The temptation might have been to go brasher yet, rather boldly, Deadpool 2 goes deeper and expands its core cast appealingly, making for a sequel that’s not only funnier but more ambitious and satisfying. Rather than simply rehashing the first film, we get a good look at the man behind the mask, so to speak, as Deadpool emerges from emotional upheaval and goes from being a lone wolf to a leader.
The film takes time to find its groove but there’s plenty going on, with various twists and turns that shouldn’t be discussed here without spoiler warnings; suffice to say, it sees Deadpool taken on as an X-Men trainee, befriend 14-year-old mutant Russell (played by Hunt for the Wilderpeople’s Julian Dennison) and assemble his own superhero team, the X-Force, when things go awry.
Among the initial recruits to X-Force (a “forward-thinking, gender-neutral” group) are Zazie Beetz’s Domino, Terry Crews’s Bedlam and Bill Skarsgård’s Zeitgeist – there’s also a character called The Vanisher, who may or may not have shown up. Meanwhile, Morena Baccarin returns as Vanessa, and Deadpool’s love-hate relationship with the sanctimonious but kind-hearted Colossus is, once again, the gag that keeps giving.
As far as antagonists go, despite some pointed jibes about his height, Josh Brolin’s Terminator-like time traveller Cable is a significant improvement on Ed Skrein’s Ajax.
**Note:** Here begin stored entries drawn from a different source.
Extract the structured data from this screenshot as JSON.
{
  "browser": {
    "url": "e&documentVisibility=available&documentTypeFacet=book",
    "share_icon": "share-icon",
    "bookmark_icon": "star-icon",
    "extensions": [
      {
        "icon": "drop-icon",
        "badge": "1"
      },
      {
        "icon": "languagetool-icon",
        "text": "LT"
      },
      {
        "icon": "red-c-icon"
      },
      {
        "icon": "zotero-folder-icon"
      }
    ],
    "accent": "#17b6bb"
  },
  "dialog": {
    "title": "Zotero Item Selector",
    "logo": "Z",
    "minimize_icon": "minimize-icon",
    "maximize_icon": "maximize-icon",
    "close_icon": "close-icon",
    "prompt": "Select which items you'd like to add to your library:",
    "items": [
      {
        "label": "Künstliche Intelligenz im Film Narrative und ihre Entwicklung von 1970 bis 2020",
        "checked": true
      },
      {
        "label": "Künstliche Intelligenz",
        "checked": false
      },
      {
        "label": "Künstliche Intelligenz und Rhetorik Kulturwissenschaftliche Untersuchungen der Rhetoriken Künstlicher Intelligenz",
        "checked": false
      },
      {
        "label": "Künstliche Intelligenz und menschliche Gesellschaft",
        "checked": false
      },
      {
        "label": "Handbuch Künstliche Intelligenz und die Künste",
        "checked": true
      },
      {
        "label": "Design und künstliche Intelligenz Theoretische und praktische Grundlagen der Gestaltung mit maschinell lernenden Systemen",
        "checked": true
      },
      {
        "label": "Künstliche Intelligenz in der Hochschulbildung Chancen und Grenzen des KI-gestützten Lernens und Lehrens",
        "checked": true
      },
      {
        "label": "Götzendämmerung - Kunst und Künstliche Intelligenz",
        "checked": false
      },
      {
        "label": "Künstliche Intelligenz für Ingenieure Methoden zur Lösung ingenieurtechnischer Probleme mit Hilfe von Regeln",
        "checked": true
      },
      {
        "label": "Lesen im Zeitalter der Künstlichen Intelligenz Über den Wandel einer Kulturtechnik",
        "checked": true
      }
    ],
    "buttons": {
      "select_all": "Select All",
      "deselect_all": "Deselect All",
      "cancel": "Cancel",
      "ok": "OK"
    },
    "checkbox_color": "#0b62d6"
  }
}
Fresh from troubling the Avengers but freed from the full-body CGI of Infinity War’s Thanos, Brolin is the perfect fit for a comic-book character made flesh, combining square-jawed muscularity, grizzled weariness and high-tech parts, with a taciturn communication style that makes a welcome contrast to Deadpool’s verbal diarrhoea.
The sequel ups the ante action-wise, too, and former stuntman Leitch (who helmed Atomic Blonde and was the uncredited co-director of John Wick) is very much the man for the job, giving such scenes punch and flavour to add to their comedic edge, distinguishing them from standard effects-driven destruction. A truck heist through screeching traffic is wonderfully surging (allowing Domino to showcase her lucky streak in spectacular style), the team parachuting into action is unforgettable, and the fist fights are palpable in their impact.
The cameos also amuse without providing too much of distraction, with digs at Wolverine, DC and the Avengers (poor Hawkeye) present and correct, and, as our petulant man-child hero learns to play nicely with others, it all evolves winningly into an ensemble film. The story may spend time in some unexpectedly touching territory, but fans can rest assured that Deadpool 2 remains true to the original’s middle finger-brandishing spirit.